This happens fairly frequently, actually, and in my experience this comes down to a couple things.
First, the more technical point.
Given the way search engine algorithms change so frequently, quite often a site that had been lagging behind will suddenly be rewarded for something about the way it’s designed. Because there are only so many spots in a search engine’s results per page, naturally any time a site moves up something else has to move down.
As Google spokespeople often point out, sites losing rankings isn’t necessarily that they are being penalized, but more that other sites are now seen as more credible than they were. Often owners of sites that rank well will become comfortable with their dominion, which in any kind of competitive space makes room for being surprised.

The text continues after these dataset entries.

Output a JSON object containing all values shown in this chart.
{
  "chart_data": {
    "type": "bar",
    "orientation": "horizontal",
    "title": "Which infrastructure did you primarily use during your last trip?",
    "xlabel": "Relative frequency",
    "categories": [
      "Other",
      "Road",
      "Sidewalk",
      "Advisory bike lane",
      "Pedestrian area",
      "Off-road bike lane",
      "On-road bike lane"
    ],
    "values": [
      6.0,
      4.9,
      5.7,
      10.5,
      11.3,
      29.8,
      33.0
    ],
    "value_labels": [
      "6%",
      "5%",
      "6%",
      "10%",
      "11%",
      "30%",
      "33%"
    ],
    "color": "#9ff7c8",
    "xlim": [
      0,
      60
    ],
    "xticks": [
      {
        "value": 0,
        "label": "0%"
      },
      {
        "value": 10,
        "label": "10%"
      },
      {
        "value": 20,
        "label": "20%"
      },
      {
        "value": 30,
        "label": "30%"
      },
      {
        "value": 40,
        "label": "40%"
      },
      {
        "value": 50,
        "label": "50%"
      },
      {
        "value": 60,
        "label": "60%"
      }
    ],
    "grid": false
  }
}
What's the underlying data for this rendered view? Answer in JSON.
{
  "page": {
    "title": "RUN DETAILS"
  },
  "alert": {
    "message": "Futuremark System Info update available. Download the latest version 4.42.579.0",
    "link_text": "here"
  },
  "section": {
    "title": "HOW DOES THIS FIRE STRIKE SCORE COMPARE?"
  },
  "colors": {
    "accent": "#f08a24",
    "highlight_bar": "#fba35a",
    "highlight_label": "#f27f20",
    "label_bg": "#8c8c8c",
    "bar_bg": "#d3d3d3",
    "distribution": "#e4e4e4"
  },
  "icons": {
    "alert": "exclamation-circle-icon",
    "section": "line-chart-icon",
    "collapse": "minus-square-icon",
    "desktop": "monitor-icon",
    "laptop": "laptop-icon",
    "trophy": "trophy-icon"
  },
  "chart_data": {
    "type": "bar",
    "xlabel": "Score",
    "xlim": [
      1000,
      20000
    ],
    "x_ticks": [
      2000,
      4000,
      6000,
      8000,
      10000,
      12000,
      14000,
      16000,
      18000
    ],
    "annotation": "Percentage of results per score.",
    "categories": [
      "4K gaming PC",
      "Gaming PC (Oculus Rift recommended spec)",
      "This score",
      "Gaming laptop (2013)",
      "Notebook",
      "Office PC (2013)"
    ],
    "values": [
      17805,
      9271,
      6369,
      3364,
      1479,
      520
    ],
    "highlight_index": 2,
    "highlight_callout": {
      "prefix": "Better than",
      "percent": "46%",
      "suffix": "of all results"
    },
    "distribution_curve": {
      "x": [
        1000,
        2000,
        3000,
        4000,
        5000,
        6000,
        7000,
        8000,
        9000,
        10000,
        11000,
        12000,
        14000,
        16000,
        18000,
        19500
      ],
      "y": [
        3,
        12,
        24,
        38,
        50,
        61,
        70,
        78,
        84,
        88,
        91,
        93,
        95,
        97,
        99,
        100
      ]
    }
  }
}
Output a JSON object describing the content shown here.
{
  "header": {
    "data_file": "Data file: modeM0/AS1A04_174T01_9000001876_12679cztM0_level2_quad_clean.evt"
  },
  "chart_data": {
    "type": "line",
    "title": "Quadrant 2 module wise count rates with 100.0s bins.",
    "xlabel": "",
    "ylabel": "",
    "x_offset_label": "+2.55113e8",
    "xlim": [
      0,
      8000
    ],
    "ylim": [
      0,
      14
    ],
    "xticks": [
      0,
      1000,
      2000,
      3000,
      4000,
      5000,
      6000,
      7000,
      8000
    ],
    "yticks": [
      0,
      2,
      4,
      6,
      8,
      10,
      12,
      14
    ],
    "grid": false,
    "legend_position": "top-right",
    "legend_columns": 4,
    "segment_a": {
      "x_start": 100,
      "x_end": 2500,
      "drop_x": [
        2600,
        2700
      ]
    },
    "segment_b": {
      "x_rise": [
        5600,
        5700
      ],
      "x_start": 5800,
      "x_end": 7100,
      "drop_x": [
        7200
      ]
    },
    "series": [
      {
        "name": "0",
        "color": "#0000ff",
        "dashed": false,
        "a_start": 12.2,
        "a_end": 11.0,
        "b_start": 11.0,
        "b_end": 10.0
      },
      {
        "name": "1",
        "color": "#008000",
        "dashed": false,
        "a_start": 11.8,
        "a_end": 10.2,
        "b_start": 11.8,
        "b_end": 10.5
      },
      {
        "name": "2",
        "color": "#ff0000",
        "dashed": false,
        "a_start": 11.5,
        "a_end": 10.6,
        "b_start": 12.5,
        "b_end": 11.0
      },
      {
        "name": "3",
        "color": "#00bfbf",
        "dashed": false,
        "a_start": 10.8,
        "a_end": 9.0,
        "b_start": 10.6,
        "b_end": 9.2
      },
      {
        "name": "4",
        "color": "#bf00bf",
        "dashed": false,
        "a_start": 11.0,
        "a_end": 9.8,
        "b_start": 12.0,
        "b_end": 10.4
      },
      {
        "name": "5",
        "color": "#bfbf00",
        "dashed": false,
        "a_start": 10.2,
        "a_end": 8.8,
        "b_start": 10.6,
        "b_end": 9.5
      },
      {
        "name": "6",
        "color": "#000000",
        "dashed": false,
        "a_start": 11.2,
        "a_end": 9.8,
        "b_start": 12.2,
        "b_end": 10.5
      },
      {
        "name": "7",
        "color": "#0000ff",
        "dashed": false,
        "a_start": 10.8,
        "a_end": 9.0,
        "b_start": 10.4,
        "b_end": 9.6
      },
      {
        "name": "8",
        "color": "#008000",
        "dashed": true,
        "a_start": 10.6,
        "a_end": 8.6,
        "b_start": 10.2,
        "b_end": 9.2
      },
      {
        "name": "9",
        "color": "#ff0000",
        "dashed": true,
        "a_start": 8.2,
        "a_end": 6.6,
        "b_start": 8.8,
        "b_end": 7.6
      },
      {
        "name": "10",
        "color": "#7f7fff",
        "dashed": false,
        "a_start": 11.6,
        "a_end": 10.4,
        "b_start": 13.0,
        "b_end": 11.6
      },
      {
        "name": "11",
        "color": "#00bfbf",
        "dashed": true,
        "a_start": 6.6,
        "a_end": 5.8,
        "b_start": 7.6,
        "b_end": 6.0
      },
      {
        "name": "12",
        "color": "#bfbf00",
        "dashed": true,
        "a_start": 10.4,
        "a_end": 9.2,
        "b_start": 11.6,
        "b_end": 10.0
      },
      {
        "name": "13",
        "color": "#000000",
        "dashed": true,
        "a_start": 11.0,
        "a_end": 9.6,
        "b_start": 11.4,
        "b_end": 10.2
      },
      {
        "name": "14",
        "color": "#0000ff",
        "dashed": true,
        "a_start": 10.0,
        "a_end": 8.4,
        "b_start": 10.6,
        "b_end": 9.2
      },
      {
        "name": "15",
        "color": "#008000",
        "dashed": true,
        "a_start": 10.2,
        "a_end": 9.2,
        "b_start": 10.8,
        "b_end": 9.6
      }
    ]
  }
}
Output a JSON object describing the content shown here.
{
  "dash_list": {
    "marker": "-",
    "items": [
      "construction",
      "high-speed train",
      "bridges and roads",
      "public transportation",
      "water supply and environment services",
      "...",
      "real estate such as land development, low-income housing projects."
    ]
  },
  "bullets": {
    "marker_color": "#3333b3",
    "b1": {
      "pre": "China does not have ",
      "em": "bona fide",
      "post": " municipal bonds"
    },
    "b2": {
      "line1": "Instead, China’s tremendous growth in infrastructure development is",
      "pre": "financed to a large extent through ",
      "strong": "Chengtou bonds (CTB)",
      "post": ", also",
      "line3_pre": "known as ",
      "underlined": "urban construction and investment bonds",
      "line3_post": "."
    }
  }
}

Part of successful SEO campaigns usually involves grey-hat techniques, meaning some tactics that aren’t completely what are defined as white hat, by the book stuff, but also not so overtly designed to game the system as black hat techniques that can get you removed from Google’s index. The trade off is fairly quick results with relatively low risk, but there is always a risk that a tactic you’ve used will become something Google either penalizes or, at the very least, rewards less than it used to.
Either of those scenarios can cause a decline in rankings that is totally fixable.
The other less technical explanation is one I’ve seen many times over the years.
You might be in an industry where not many of your competitors is really leveraging web marketing. As a result it’s fairly easy to dominate the search rankings for awhile. But even people that aren’t actively doing SEO will do searches from time to time just to see where they rank.
If they keep seeing one business in particular kicking their butt, in the case you, it can spur them on to finally get serious and either start doing SEO in earnest or hire someone. It can take several months for that to happen, so it will look like one month you were dominating and the next your rankings went down a bit.
As I mentioned above on the previous point, any time one website’s rankings improve another’s must decline. It’s not always that you’ve done something wrong or are being penalized, but simply that a competitor that previously had weak rankings is actually getting in the game.
Aside continuing to churn out solid, well-optimized content, acquiring more backlinks is a good way to combat this. Once a competitor starts gaining authority, one of the best ways to stay ahead is to build links (and thus, authority).